When the Republican candidates for president expounded on what they would do for ordinary Americans in their debate this month, they neglected to mention that more than half the money underpinning their campaigns has been coming from just 130 big-spending families and the businesses they run. These families are determined to influence the election with six- and seven-figure checks. The stark, sad truth of modern campaigning is that a small pool of the richest Americans is making the candidates in both parties increasingly dependent on special-interest money. Fewer than 400 of the nation’s most affluent families have supplied almost half of the money raised so far by presidential candidates in both parties, according a survey of federal campaign data by The Times.
This is an alarming new direction in modern campaigning that arose along with the nation’s growing income disparity and is empowered by shadowy new methods of raising unlimited, untraceable money from the richest donors.

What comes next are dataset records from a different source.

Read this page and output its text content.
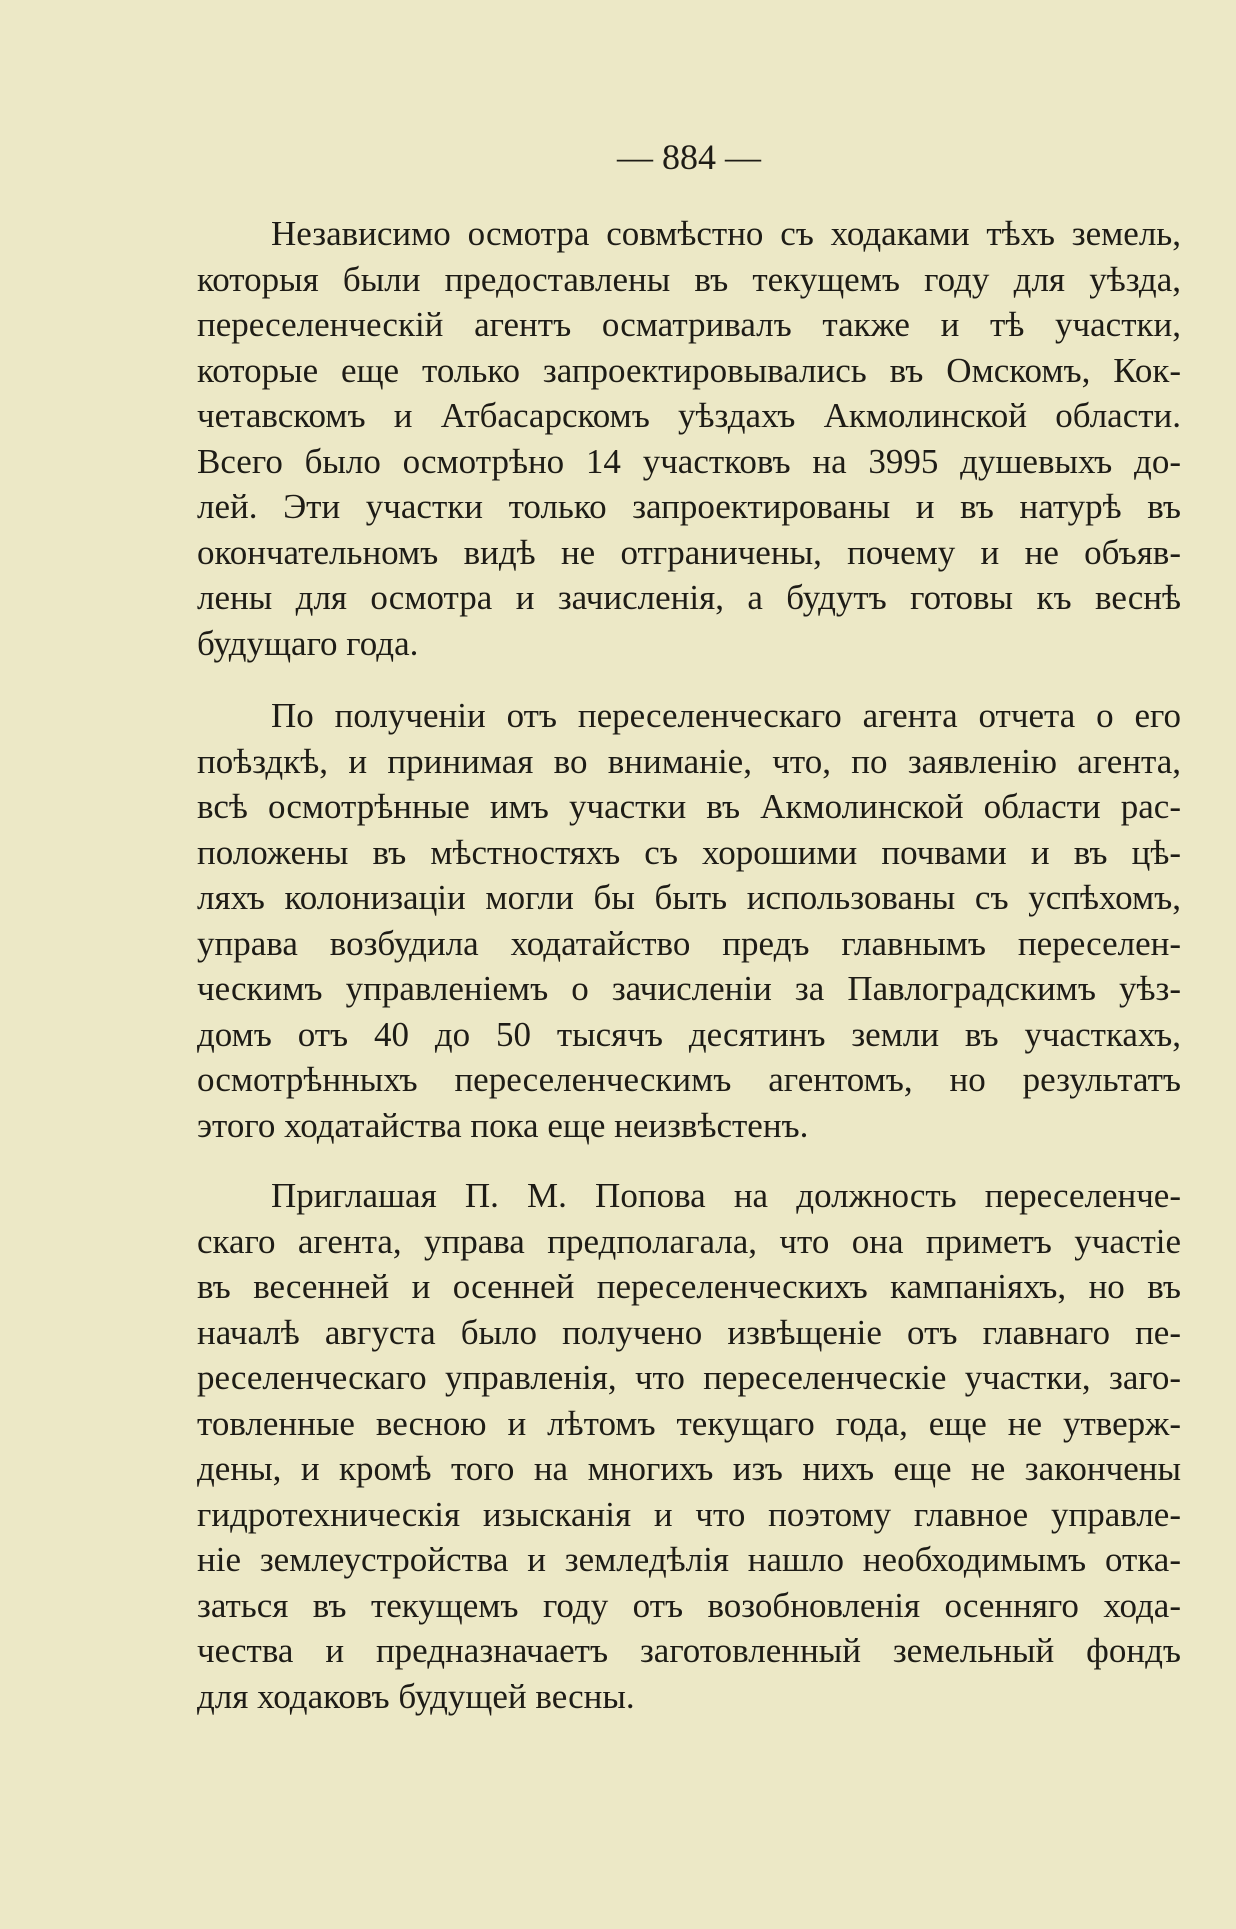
— 884 —
Независимо осмотра совмѣстно съ ходаками тѣхъ земель,
которыя были предоставлены въ текущемъ году для уѣзда,
переселенческій агентъ осматривалъ также и тѣ участки,
которые еще только запроектировывались въ Омскомъ, Кок-
четавскомъ и Атбасарскомъ уѣздахъ Акмолинской области.
Всего было осмотрѣно 14 участковъ на 3995 душевыхъ до-
лей. Эти участки только запроектированы и въ натурѣ въ
окончательномъ видѣ не отграничены, почему и не объяв-
лены для осмотра и зачисленія, а будутъ готовы къ веснѣ
будущаго года.
По полученіи отъ переселенческаго агента отчета о его
поѣздкѣ, и принимая во вниманіе, что, по заявленію агента,
всѣ осмотрѣнные имъ участки въ Акмолинской области рас-
положены въ мѣстностяхъ съ хорошими почвами и въ цѣ-
ляхъ колонизаціи могли бы быть использованы съ успѣхомъ,
управа возбудила ходатайство предъ главнымъ переселен-
ческимъ управленіемъ о зачисленіи за Павлоградскимъ уѣз-
домъ отъ 40 до 50 тысячъ десятинъ земли въ участкахъ,
осмотрѣнныхъ переселенческимъ агентомъ, но результатъ
этого ходатайства пока еще неизвѣстенъ.
Приглашая П. М. Попова на должность переселенче-
скаго агента, управа предполагала, что она приметъ участіе
въ весенней и осенней переселенческихъ кампаніяхъ, но въ
началѣ августа было получено извѣщеніе отъ главнаго пе-
реселенческаго управленія, что переселенческіе участки, заго-
товленные весною и лѣтомъ текущаго года, еще не утверж-
дены, и кромѣ того на многихъ изъ нихъ еще не закончены
гидротехническія изысканія и что поэтому главное управле-
ніе землеустройства и земледѣлія нашло необходимымъ отка-
заться въ текущемъ году отъ возобновленія осенняго хода-
чества и предназначаетъ заготовленный земельный фондъ
для ходаковъ будущей весны.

Hillary Rodham Clinton’s formal campaign celebrates large-scale support from small-dollar donors, but her affiliated super PAC reported that most of its $15 million came from nine donors giving $1 million each. Some of the money, as is the case in rival campaigns, is untraceable because of another cynical innovation — “social welfare” nonprofit groups. Fueled by the Supreme Court’s reckless Citizens United decision in 2010, which ended limits on campaign spending by corporations and unions, spending by exempt organizations that do not have to disclose donors increased 60-fold to more than $300 million in the 2012 presidential cycle, according to the Center for Responsive Politics. An even bigger infusion is expected in 2016.